Cara yang lebih baik adalah membuat batasan karya sastra yang berkaitan dengan pengalaman sosial dan kolektif. Ada dua kemungkinan pemecahan: 1. Kita bisa mengatakan bahwa karya sastra adalah jumlah keseluruhan pengalaman masa lampau dan pengalaman yang mungkin terjadi. 2. Puisi yang ‘sebenarnya’ ada dalam penalaman yang sama dengan semua pengalaman pembaca puisi.

Puisi bukanlah pengalaman perorangan maupun gabungan pengalaman. Puisi hanya merupakan suatu penyebab potensial dari pengalaman. Puisi yang ‘sebenarnya’ harus dilihat sebagai struktur norma yang diwujudkan sebagian melalui pengalaman pembaca. Norma yang dimaksud di sini adalah norma yang tersirat yang harus dikeluarkan dari setiap pengalaman membaca karya sastra, dan yang secara keseluruhan membentuk karya sastra. Dari kesamaan yang didapan ketika membandingkan beberapa karya sastra, kita menyusun klasifikasi norma yang diwujudkannya. Di sini kita sampai pada teori genre dan teori sastra pada umumnya.

Kalau kita menganalisi karya sastra lebih teliti, kita akan menyimpulkan bahwa lebih baik kita melihat karya sastra bukan saja sebagai suatu sistem norma, melainkan sebagai suatu sistem yang terdiri dari beberapa strata—tiap strata mempunyai kelompok yang lebih kecil.

Karya sastra sama kedudukannya dengan sistem bahasa. Sistem bahasa merupakan kumpulan konversi dan norma yag cara bekerja dan hubungannya dapa diamati dan dilihat sebagai sesuatu yang koheren, walaupun ujaran tiap orang berbeda, tidak sempurna, dan tidak lengkap.

Struktur karya sastra menawarkan ‘kewajiban untuk dipahami’. Mungkin pemahaman kita tidak sempurna, tetapi ‘struktur penentu’ itu ada pada karya sastra dan dapat kita cari, seperti halnya setiap objek pengetahuan yang lain.

Analisis karya sastra menghadali masalah-masalah, yakni cara memecahkan unit makna dan susunan tertentu yang berfungsi estetis. Untuk memecahkan masalah ini dengan bak, kita harus menyelesaikan kontroversi antara nominalisme dan realisme, mentalisme, dan aliran behaviourisme. Itu artinya kita harus menyelesaikan masalah epistemologi.

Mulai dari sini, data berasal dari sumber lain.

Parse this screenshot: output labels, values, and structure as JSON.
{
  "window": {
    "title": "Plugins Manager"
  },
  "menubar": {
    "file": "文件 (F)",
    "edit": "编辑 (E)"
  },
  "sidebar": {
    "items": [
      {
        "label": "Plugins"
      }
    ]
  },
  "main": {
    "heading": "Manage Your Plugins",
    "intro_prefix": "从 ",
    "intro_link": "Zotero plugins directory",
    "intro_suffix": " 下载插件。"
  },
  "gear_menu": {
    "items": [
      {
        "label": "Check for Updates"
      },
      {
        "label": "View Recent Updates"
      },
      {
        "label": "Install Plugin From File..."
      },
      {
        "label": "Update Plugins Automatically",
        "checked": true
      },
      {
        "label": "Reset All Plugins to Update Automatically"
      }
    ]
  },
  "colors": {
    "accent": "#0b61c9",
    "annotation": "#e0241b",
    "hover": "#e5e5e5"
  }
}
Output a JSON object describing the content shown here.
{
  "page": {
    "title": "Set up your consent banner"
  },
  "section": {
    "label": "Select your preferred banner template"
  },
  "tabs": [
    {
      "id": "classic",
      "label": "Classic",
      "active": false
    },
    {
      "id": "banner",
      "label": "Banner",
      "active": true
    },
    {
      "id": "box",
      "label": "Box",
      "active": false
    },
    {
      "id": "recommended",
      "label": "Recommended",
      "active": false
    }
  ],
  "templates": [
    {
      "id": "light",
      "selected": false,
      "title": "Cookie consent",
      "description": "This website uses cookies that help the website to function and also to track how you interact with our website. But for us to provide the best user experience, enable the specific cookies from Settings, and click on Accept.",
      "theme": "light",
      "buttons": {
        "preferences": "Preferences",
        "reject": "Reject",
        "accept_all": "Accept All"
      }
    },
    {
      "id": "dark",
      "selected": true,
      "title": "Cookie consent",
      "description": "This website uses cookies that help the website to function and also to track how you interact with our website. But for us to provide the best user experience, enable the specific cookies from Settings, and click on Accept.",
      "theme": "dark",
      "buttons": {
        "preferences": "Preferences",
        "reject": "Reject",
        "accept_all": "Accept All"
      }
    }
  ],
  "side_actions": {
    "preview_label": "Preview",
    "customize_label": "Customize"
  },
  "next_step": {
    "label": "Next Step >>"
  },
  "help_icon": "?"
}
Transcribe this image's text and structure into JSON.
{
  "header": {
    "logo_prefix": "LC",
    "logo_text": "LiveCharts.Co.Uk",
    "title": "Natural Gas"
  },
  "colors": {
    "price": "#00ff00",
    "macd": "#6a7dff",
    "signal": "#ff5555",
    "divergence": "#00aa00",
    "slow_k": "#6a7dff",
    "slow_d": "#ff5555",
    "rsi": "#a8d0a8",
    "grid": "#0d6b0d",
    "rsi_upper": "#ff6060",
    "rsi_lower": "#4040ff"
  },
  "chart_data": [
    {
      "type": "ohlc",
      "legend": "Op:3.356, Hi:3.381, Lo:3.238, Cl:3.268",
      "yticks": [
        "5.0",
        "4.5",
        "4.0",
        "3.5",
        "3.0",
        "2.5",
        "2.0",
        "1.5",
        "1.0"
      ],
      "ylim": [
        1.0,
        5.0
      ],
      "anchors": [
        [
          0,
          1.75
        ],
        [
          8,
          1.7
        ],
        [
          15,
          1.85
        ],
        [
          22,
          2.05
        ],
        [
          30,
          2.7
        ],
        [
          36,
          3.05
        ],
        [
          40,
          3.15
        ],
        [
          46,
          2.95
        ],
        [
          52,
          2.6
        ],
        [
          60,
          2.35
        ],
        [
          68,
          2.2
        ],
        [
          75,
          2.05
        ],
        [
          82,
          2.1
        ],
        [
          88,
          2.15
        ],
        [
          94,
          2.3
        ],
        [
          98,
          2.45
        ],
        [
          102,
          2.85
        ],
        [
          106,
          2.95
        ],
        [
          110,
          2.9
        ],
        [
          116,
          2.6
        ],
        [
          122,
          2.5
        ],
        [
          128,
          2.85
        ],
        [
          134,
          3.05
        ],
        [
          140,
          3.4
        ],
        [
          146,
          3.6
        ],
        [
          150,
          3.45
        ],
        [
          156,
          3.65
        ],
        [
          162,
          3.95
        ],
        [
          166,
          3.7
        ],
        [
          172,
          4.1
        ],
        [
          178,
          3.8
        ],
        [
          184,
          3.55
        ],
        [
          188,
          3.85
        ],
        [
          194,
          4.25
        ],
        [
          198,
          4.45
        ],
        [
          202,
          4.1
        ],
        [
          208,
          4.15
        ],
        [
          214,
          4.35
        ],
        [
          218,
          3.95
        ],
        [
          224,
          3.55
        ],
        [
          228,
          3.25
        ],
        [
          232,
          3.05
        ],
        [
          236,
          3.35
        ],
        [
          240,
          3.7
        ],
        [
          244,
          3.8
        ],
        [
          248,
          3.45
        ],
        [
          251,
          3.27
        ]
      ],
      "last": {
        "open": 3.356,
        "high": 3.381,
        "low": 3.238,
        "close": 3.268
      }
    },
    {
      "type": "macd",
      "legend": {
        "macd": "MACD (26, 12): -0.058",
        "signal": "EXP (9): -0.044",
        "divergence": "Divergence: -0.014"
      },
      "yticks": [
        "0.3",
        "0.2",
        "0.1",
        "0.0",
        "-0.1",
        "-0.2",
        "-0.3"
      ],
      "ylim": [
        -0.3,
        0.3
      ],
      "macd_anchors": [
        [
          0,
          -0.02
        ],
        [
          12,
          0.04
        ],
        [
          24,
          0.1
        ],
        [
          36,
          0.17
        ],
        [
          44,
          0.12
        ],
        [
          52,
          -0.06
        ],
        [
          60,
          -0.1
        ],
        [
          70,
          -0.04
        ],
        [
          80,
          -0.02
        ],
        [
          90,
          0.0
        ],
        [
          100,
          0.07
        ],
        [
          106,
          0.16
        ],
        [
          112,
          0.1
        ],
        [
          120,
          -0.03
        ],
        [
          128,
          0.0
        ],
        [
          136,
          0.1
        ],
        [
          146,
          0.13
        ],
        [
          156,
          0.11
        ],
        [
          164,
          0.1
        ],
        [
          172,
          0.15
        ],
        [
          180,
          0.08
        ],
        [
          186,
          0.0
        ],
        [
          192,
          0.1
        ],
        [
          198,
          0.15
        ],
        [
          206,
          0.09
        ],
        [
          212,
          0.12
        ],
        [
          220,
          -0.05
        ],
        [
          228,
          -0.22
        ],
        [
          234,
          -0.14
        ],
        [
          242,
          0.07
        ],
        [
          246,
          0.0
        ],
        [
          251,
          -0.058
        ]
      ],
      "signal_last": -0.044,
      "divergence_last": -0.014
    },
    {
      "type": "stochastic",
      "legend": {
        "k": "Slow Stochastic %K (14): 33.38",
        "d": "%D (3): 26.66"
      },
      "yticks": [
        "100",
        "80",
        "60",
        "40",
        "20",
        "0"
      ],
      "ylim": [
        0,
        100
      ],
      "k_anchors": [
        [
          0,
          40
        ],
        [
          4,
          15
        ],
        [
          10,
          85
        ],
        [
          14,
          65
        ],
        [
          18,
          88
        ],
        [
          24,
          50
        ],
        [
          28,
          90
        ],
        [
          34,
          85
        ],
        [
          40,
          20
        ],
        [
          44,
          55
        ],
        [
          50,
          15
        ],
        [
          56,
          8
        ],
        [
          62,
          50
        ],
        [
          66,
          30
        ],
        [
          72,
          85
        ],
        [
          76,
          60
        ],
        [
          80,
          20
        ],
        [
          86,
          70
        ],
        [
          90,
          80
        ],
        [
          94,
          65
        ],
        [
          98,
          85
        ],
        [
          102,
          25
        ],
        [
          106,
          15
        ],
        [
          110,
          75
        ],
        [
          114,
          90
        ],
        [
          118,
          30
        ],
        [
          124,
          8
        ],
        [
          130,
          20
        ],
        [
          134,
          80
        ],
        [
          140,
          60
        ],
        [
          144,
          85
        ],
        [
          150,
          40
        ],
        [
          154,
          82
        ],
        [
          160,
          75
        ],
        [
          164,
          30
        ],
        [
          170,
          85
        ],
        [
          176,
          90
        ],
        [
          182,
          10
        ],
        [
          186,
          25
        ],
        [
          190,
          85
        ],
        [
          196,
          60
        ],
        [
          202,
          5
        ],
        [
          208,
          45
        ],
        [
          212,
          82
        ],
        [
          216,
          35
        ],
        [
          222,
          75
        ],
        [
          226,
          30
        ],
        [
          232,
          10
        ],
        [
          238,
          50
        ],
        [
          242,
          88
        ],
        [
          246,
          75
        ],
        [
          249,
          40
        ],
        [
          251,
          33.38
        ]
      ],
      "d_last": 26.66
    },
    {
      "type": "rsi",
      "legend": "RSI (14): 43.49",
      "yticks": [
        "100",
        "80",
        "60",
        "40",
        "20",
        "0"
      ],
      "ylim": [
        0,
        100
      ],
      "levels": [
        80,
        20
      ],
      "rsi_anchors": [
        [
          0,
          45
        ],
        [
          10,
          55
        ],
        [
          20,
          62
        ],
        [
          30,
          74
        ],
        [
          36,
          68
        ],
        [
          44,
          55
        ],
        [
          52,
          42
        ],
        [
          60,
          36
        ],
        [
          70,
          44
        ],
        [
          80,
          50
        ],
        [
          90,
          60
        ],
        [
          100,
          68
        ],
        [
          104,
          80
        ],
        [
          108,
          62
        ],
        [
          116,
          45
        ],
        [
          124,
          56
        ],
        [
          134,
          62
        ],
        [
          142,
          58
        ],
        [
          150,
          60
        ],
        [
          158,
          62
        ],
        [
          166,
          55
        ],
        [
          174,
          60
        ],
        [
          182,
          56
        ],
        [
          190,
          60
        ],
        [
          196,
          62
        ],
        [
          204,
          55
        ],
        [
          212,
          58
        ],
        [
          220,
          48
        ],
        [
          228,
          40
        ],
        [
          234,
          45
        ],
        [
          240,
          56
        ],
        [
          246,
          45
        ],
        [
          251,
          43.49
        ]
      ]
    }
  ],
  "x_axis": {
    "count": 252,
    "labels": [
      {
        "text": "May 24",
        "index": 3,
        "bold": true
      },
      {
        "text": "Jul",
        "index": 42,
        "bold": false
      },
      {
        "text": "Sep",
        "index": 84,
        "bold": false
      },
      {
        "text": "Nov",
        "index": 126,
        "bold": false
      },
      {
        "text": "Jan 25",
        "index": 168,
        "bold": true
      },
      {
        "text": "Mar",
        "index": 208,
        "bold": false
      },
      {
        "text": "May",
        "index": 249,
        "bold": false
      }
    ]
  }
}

Kritikus tidak harus berperan sebagai manusia super yang dapat mengkritik pemahaman orang dari luar atau mengaku menangkap seluruh sistem norma dalam suatu tidnak intuisi intelektual. Yang harus dilakukan adalah mengkritik sebagian dari pengetahuan kita dari sudut pandang standar yang lebih tinggi yang ditetapkan oleh pihak lain. Kita meletakkan diri sebagai orang yang membandingkan objek yang dilihat secara jelas dan objek yang kurang jelas, lalu membuat generalisasi tentang dua macam objek yang digolongkan dalam dua kelas, dan menjelaskan perbedaannya melalui teori penglihatan yang memperhitungkan jarak, cahaya, dan seterusnya.

Dengan memakai analogi ini, kita membedakan pemahaman puisi yang salah dan yang benar, antara pengakuan norma dan distrosi norma yang tersirat dari karya sastra. Karya sastra bukan kenyataan empiris dalam arti: ada dalam pikiran orang tertentu atau kelompok orang tertentu. Karya sastra juga bukan objek ideal yang tidak dapat berubah. Karya sastra dapat menjadi objek pengalaman, tetapi tidak sama dengan pengalaman.

Karya sastra mempunya ‘kehidupan’. Ia lahir pada suatu waktu tertentu, mengalami perubahan dan dapat musnah. Meskipun begitu, karya sastra juga bersifat historis karena perkembangannya dapat diuraikan.

Referensi:

Wellek, Rene, Austin Warren. 1949. Theory of Literature. California: Harcourt, Brace, & Company.